Monday, September 23, 2002

No Buffy or Harley

We have just come back from one week of holidays to find that two of our three cats have vanished. We live 130 metres away from the nearest neighbour among forests and we let our cats out during the day. Our neighbour took care of our cats but on the last day two did not come home. The Fisher Cat, a large member of the weasel family is known to be a very aggressive predator of cats and there is ample evidence of fishers in these woods. We fear that both have been lost to the fisher or possibly the coyote that also roams these woods.

Tuesday, August 13, 2002

Aerial Photograph

August 13, 2002

Bought an aerial photograph (#9964566) of the property from the National Air Photo Library at 615 Booth Street, Ottawa. It dates back to the mid 1940's and shows all the farms that were in this area then. Virtually all the farms are now gone. This property was itself a farm and where our house now stands is very close an old barn yard and buildings. All the buildings here have disappeared due to a fire in the late 60’s. I counted rings of a live ash tree that I cut near the barns on the aerial photograph and there were burn scars in the rings dating to the spring of 1968 as I could best discern. The burn scares were only on that side of the tree facing the largest barn thus I suspect that the tree was scorched on that side only and obviously did not perish. The first ring of the tree, or when it was germinated, I estimated to be in 1958.

Monday, July 22, 2002

Joined the Ontario Woodlot Association

My membership with the OWA was accepted today.

Thursday, June 06, 2002

More on "Poison" Parsnip

Around the house area and in spots around the property there is a high density verging on monoculture of Wild Parsnip [Pastinaca Sativa]. As a youth I remember this as poison parsnip which was abundant in the fallow fields around our houses in the suburbs of Montreal where I lived in the 60’s. If you touched the leaves it could leave you with a very itchy rash. After much Internet research, I found that the juice of the plant is only irritating to the skin when exposed to UV (Sun) light. Indeed if I cut the weed in the evening just before dark and get the sap on my skin I would not contract a rash. The worst time is early in the morning on a sunny day. What makes this reaction difficult to diagnose is that the rash will occur about 4 days after contact, so you would have to remember what you did differently. Also the sap potency would only last a few minutes and become benign when it dries up even on the disturbed leaf. This is unlike poison ivy that lasts much longer.
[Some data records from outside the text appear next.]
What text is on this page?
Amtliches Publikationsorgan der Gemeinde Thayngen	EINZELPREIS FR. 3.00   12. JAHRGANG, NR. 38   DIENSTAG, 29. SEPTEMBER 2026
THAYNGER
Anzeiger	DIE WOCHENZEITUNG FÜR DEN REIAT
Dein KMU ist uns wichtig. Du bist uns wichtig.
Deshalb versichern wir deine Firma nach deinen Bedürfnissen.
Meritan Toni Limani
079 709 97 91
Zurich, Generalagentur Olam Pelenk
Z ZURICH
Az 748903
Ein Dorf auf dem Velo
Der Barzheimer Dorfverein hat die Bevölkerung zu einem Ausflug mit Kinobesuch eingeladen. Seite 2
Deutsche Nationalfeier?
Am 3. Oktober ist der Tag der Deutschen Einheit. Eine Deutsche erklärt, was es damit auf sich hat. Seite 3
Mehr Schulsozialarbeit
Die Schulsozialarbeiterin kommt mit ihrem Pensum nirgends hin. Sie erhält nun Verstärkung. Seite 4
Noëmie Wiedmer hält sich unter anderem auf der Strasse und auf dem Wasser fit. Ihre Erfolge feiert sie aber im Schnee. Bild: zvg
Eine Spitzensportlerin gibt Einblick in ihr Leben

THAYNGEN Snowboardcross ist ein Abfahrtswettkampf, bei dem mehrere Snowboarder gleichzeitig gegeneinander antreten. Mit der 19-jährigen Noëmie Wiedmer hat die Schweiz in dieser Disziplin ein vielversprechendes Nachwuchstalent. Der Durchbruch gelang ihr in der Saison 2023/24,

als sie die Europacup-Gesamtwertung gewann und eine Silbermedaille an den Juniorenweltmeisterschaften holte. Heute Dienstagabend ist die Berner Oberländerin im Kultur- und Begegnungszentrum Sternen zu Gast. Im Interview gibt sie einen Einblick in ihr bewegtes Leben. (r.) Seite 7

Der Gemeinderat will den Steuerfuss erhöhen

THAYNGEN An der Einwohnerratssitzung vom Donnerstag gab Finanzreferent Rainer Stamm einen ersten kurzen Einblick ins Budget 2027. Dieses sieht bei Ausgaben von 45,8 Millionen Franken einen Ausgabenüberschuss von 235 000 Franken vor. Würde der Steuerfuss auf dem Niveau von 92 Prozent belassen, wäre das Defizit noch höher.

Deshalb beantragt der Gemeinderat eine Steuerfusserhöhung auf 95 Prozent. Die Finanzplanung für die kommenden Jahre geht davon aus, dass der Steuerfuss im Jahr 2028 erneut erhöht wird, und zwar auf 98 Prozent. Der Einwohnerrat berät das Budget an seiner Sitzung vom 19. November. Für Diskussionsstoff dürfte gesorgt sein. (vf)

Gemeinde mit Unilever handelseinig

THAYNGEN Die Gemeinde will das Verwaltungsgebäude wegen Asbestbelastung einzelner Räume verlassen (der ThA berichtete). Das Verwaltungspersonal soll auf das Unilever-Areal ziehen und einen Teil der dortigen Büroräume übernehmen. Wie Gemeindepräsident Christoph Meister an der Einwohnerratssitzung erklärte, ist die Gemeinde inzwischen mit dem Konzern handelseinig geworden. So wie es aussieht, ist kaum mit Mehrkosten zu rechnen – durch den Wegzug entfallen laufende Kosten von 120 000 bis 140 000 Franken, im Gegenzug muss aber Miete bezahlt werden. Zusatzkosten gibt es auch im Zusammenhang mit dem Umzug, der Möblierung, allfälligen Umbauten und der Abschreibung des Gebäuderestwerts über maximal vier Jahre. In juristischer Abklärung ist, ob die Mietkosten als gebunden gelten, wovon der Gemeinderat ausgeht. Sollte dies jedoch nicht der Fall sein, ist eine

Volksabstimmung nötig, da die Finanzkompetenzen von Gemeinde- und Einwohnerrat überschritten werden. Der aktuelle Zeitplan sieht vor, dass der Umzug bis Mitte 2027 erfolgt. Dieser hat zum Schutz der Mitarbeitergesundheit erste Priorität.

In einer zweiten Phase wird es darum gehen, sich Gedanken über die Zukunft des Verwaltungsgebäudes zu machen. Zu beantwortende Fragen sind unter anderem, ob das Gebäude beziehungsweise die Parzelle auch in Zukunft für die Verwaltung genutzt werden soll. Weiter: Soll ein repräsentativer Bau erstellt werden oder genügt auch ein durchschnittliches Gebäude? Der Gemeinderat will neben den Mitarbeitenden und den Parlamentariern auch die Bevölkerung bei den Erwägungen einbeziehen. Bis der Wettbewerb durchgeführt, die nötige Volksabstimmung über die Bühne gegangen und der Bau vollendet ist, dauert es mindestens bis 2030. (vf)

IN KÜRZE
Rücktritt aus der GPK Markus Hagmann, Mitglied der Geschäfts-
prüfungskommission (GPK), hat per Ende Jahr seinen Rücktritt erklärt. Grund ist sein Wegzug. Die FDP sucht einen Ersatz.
Saturday, November 17, 2001

Fisher Finding

Today I was walking the rear of the property and on the other side of the swampy river bed with my daughter's dog Max. There is a small earthen dam or dike to the north where one can walk across to the other side. At one point I could hear a bizarre grunting sound. At first I thought it was a duck quacking in the pond, then maybe it was a frog croaking and then I thought it sounded more like a squirrel chattering. In fact it was a combination of all three and it did not come from the marsh but from up high in a solitary tree. There I saw a fisher [Martes pennanti] who was probably scared up the tree by the dog and not able to escape.

It clung to the tree from behind and stuck its head out in a fork in the tree. It is really a cute teddy-bear like animal. There was a muskrat [Ondatra zibethica] swimming in a large open water course nearby and I suspect the fisher was stalking it when rudely interrupted.

Sunday, September 16, 2001

Old Foundations

Cut trails to a site in the bush about 200 metres from our new house where there is a hole in the ground that looks like it might have been a cellar of an old building. There are very old and woody lilac [Syringa oblata] bushes to the east of it, planted next to and up wind of the prevailing winds to their house possibly by pioneers for the spring fragrance. The hole has been used as a dump. Found a 1950 licence plant among the rubble.